Cole’s election meant that the Yankees will have two labor leaders on their roster this year. Zack Britton was also elected to serve alongside the Mets’ Francisco Lindor, the Blue Jays’ Marcus Semien, Jason Castro of the Astros, Andrew Miller of the Cardinals, Max Scherzer of the Nationals and James Paxton of the Mariners.

Asked in separate Zoom news conferences on Thursday to name the most important issues to players during this bargaining year, both Cole and Britton mentioned the same concept: Competition. This provided an early window into the union’s mindset and messaging ahead of the negotiation.

Said Cole:

“For me, it just goes back to competitiveness. We have a lot of great veterans who offer great entertainment -- a quality style of baseball -- that continuously are getting pushed out because the surplus value on younger players is too high. The analytics are driving the game in that direction. We want to have an open field for clubs to be able to find talent.”

Reading between the lines of that comment, Cole is clearly referring to how teams rely on paying lower salaries to players in their arbitration years. This can prevent veteran free agents from finding jobs, a problem that has become more pronounced over the past few offseasons.

Cole also alluded to the lack of a salary floor, and the problem of clubs tanking for draft picks rather than spending to win while rebuilding. The current draft system incentivizes this approach.

“We have clubs that aren't competing, that aren’t doing right by their fan bases,” he said. “Clubs that win multiple World Series and then tear it all down. I worry that we’re losing generational fans. I worry that we’re doing fans in those cities a disservice.

“Competitiveness is important. I would like to see the middle of divisions, middle of the league [be] incentivized to compete. And I would like to stop seeing teams who are competing penalized for competing.”

Britton echoed those priorities.

“As for the issues going forward,” he said, “there’s a bunch. We could sit here for hours and talk about it, but I think the biggest thing for players is creating more competition. We want to see more times out there creating good teams, and not concerned about draft picks. There’s a handful of organizations that aren’t putting a great product on the field. We would like to see all teams putting a good team out on the field and creating a more competitive league. That’s what fans want to see.”

Britton is a natural consensus-builder. Last year, as the Yankees’ union representative during thorny issues related to the pandemic, he earned public praise from management in the form of GM Brian Cashman for his ability to communicate with both sides.
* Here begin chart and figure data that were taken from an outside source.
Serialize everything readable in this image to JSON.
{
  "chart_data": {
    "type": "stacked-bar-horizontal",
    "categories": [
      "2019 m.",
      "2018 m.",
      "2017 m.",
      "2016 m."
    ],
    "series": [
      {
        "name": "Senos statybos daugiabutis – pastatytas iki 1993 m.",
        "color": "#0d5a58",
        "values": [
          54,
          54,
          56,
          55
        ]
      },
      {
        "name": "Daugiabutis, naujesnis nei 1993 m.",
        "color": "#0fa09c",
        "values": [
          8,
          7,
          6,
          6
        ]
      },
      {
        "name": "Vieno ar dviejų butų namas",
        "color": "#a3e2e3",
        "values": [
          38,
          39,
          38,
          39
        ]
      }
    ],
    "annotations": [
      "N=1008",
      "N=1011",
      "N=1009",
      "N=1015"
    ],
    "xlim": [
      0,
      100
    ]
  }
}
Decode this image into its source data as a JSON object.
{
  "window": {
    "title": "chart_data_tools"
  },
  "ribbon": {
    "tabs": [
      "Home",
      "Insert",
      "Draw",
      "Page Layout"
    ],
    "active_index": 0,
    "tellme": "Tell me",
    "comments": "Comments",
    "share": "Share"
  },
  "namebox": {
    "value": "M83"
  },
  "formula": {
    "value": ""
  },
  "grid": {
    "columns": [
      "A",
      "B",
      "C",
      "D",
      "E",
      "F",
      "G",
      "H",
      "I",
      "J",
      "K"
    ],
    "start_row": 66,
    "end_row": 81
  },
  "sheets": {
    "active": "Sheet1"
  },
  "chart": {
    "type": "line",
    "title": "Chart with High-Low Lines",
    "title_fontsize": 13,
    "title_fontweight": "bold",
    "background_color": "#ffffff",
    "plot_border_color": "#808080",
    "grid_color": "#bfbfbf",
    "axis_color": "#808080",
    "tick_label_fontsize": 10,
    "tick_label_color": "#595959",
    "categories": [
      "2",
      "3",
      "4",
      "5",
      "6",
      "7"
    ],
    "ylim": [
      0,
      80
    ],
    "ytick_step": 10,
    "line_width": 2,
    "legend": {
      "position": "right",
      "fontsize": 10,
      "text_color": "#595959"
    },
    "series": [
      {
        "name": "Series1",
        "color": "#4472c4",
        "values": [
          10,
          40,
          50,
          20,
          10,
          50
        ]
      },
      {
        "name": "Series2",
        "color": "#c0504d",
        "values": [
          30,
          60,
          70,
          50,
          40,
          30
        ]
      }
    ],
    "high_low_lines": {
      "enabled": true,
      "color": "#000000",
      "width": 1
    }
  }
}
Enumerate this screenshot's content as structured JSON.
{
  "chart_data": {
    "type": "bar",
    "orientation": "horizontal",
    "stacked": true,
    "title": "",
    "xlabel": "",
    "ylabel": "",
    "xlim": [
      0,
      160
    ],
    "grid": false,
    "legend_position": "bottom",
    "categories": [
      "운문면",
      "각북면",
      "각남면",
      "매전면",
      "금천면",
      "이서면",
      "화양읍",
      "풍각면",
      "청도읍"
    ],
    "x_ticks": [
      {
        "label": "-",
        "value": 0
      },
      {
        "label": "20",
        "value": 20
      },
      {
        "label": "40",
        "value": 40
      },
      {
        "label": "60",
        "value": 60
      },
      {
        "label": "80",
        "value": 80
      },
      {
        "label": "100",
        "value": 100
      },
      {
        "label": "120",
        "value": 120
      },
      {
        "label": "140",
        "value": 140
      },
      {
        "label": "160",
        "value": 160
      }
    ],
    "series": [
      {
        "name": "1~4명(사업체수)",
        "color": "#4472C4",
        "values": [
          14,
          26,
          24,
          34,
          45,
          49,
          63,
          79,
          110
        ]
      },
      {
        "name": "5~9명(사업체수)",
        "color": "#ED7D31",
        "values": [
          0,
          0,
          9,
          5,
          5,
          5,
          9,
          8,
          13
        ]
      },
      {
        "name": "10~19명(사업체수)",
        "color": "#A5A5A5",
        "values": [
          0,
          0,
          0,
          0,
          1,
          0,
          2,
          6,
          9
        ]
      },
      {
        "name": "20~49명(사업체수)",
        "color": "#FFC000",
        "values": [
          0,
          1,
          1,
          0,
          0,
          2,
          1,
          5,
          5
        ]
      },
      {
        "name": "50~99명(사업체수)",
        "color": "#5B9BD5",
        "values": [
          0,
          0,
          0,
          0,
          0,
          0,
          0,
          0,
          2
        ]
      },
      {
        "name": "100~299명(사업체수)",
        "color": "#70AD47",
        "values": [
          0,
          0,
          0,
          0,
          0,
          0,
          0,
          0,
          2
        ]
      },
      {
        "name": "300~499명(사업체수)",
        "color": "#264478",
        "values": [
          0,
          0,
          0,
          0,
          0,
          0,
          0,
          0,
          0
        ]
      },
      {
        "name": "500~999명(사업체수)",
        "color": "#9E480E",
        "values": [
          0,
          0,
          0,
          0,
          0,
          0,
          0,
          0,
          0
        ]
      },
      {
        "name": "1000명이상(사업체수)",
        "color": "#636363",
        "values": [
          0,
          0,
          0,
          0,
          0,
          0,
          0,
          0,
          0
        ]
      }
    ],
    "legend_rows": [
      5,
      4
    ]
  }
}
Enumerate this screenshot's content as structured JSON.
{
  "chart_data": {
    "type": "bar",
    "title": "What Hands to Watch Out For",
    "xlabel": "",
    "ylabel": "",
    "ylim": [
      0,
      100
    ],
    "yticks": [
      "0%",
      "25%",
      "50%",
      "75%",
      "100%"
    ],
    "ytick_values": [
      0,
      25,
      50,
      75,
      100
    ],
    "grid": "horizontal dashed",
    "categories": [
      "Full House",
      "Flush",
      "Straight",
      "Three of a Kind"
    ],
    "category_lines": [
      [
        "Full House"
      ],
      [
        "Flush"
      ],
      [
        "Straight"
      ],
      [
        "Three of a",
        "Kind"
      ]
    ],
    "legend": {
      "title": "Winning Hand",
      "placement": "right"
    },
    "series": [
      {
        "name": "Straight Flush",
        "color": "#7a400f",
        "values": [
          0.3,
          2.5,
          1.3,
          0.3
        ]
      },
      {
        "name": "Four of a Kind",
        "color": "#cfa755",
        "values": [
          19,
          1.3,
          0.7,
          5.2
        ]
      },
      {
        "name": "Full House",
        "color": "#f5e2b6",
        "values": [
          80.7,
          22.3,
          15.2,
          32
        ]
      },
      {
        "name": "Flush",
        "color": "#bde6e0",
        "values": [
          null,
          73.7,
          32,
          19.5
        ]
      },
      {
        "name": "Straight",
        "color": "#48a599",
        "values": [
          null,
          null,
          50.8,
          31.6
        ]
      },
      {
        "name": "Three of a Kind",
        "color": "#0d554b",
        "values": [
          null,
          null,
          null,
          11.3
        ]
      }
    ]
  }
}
“Sometimes the issues that we have, it’s because of a lack of communication,” Britton said of players and management. “We may not always agree, but communicating is the best way to meet a neutral point. It has been a good relationship [with the Yankees]. Cash has been great, and that makes it a lot easier.”

In a more global sense, Britton might be able to take that agreeable style into the labor talks. He alluded to a desire to avoid a work stoppage, saying, “We want to continue playing. Baseball has been doing very well.”

But like Cole, he was resolute and focused in his view of what needs to change.

“More competition throughout the league is one of the top priorities for us,” he said.